How do we cure the great medical divide?

3:52pm Wednesday 27th January 2010

THE healthcare debate sometimes seems like a bruising battle between old rivals: the English, the Scots, the Welsh and the Northern Irish with the English on the losing side.

From the battle lines of resentful English shires grows a mutinous grumble of discontent about devolution. It is blamed by some for inequality and injustice as the Scottish Parliament, the Welsh Assembly, the Parliament of Northern Ireland and other bodies take decisions which mean patients in some parts of the UK enjoy medical privileges denied to those who live on the wrong side of national borders or the Irish Sea.

The phrase “medical apartheid” has even begun to creep into the vast lexicon of terms used to describe health inequalities, a term even more loaded than the tried and tested “postcode lottery”.

Last week the National Institute for Health and Clinical Excellence (Nice) recommended that the drug tocilizumab (brand name RoACTEMRA), used to treat rheumatoid arthritis, was not cost-effective.

But patients in Scotland will receive the treatment after the Scottish Medicines Consortium, the body regulating drugs in the Scottish NHS, decided it should be available.

A similar debate erupted in 2007 after Nice rejected the lung cancer drug tarceva, which was then made available on the NHS in Scotland.

In education the debate over free tuition fees for Scottish students and free personal care for the elderly rages on. Resentment of plans to abolish prescription charges in Scotland next year and about the Barnett Formula, the way cash is allocated to Scotland, Wales and Northern Ireland, remains high in England.

You’ve probably heard the disgruntled mutterings in your local pub about how the English pay the lion’s share of taxes while the rewards are reaped by Scotland and Wales – and they still cheer any other side but England in the World Cup.

Redditch GP Dr Simon Parkinson, the secretary for the Worcestershire Medical Association, believes these differences in healthcare provision between England, Scotland, Wales and Northern Ireland are likely to increase. He said: “Scotland has a very traditional NHS ethos and their minister doesn’t believe in privatisation and believes in the founding principle of the NHS. Our Government doesn’t. They are different.

“One can say that unless there is significant changes that this difference will get bigger so we don’t have one NHS, we have four. The Scottish system is increasingly different. Some of my colleagues think it is better. When I hear my Scottish colleagues talk at conferences they feel sorry for us.”

His views were echoed by Dr Richard Harling, director of public health at NHS Worcestershire, who said the Scottish healthcare system in particular was moving further away from the English but he said he did not believe that these changes were “necessarily wrong”.

But what is more obvious are differences in health between people in the same city, possibly even in the next street, which have nothing to do with this debate and are, perhaps, far more significant.

In the recent past people in the most deprived parts of Worcester such as Warndon, Tolladine and Dines Green died up to 12 years before those in more affluent areas.

The difference is perhaps most stark if we compare deprived Warndon with neighbouring Warndon Villages, often seen as the city’s white collar suburb, where health chiefs have been trying various initiatives to close a nine-year average difference in life expectancy between the two areas.

Health is deeply intertwined with a complex network of issues such as housing, diet, education, income, genetics, the family and lifestyle choices such as smoking, drinking, diet and exercise levels.

This is why NHS Worcestershire has spent so much time, effort and money on these deprived areas, injecting millions of pounds into reducing obesity, smoking levels, drinking and encouraging people to take more exercise.

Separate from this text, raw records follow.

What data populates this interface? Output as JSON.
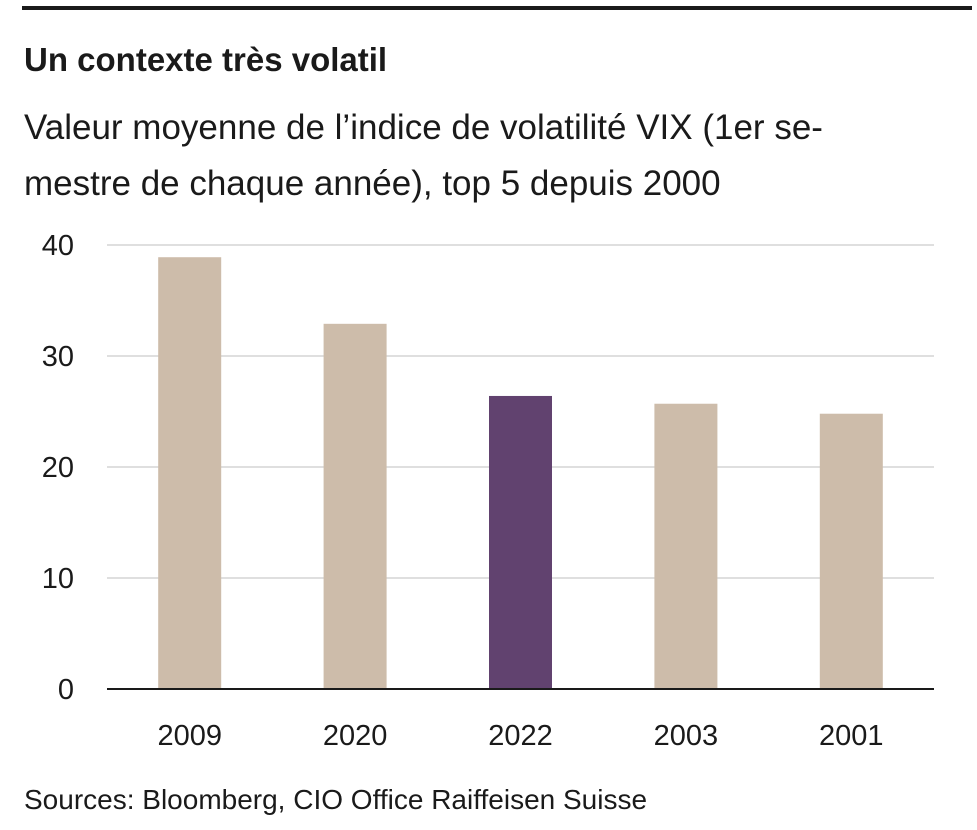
{
  "chart_data": {
    "type": "bar",
    "title": "Un contexte très volatil",
    "subtitle_lines": [
      "Valeur moyenne de l’indice de volatilité VIX (1er se-",
      "mestre de chaque année), top 5 depuis 2000"
    ],
    "categories": [
      "2009",
      "2020",
      "2022",
      "2003",
      "2001"
    ],
    "values": [
      38.9,
      32.9,
      26.4,
      25.7,
      24.8
    ],
    "highlight_index": 2,
    "ylim": [
      0,
      40
    ],
    "yticks": [
      0,
      10,
      20,
      30,
      40
    ],
    "grid": true,
    "colors": {
      "bar": "#cdbcaa",
      "highlight": "#61426f",
      "grid": "#cccccc",
      "axis": "#1a1a1a"
    }
  },
  "source": "Sources: Bloomberg, CIO Office Raiffeisen Suisse"
}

Dr Parkinson said: “Health inequalities is an interesting subject and one gets the feeling that nobody has quite cracked it. The educated and well-off know how to get healthcare but the unhealthy, deprived patients – not all of them – seem to not want to engage with healthcare and reaching out and getting hold of them can be difficult.”

Barbara Moss, aged 55, of Aconbury Close, Worcester, who was forced to pay £21,000 from her own pension to fund her own care as she battled bowel cancer, has experienced first hand the inequity of the healthcare system.

Because she paid privately for so-called top-up drugs (cancer drug Avastin) she lost her right to free NHS care, although she won back £13,658 of her medical costs from NHS Worcestershire in November 2008.

She said: “In England they look more at the cost factor than other countries. They try and measure the value of life, which is an awful thing. That is an injustice. We have got all these drugs that can save people’s lives and if we don’t accept these drugs the trials will collapse.

“We have to keep up with the rest of Europe and keep up with the available medication because cancer will be cured, I’m convinced of that. But we have to review the whole of the NHS right now.”

Mike Foster, Labour MP for Worcester, said his priority would always be redressing health inequalities within his own constituency rather than any that may be perceived between England and other parts of the UK or Europe.

He said: “We need to improve the areas where health inequalities are worse. It is one of the challenges left for the NHS to meet. My instinct is that Scottish health outcomes are worse than the UK. For me, I want to see the resources available in the NHS go towards improving health generally and to where there are pockets of poor health outcomes.”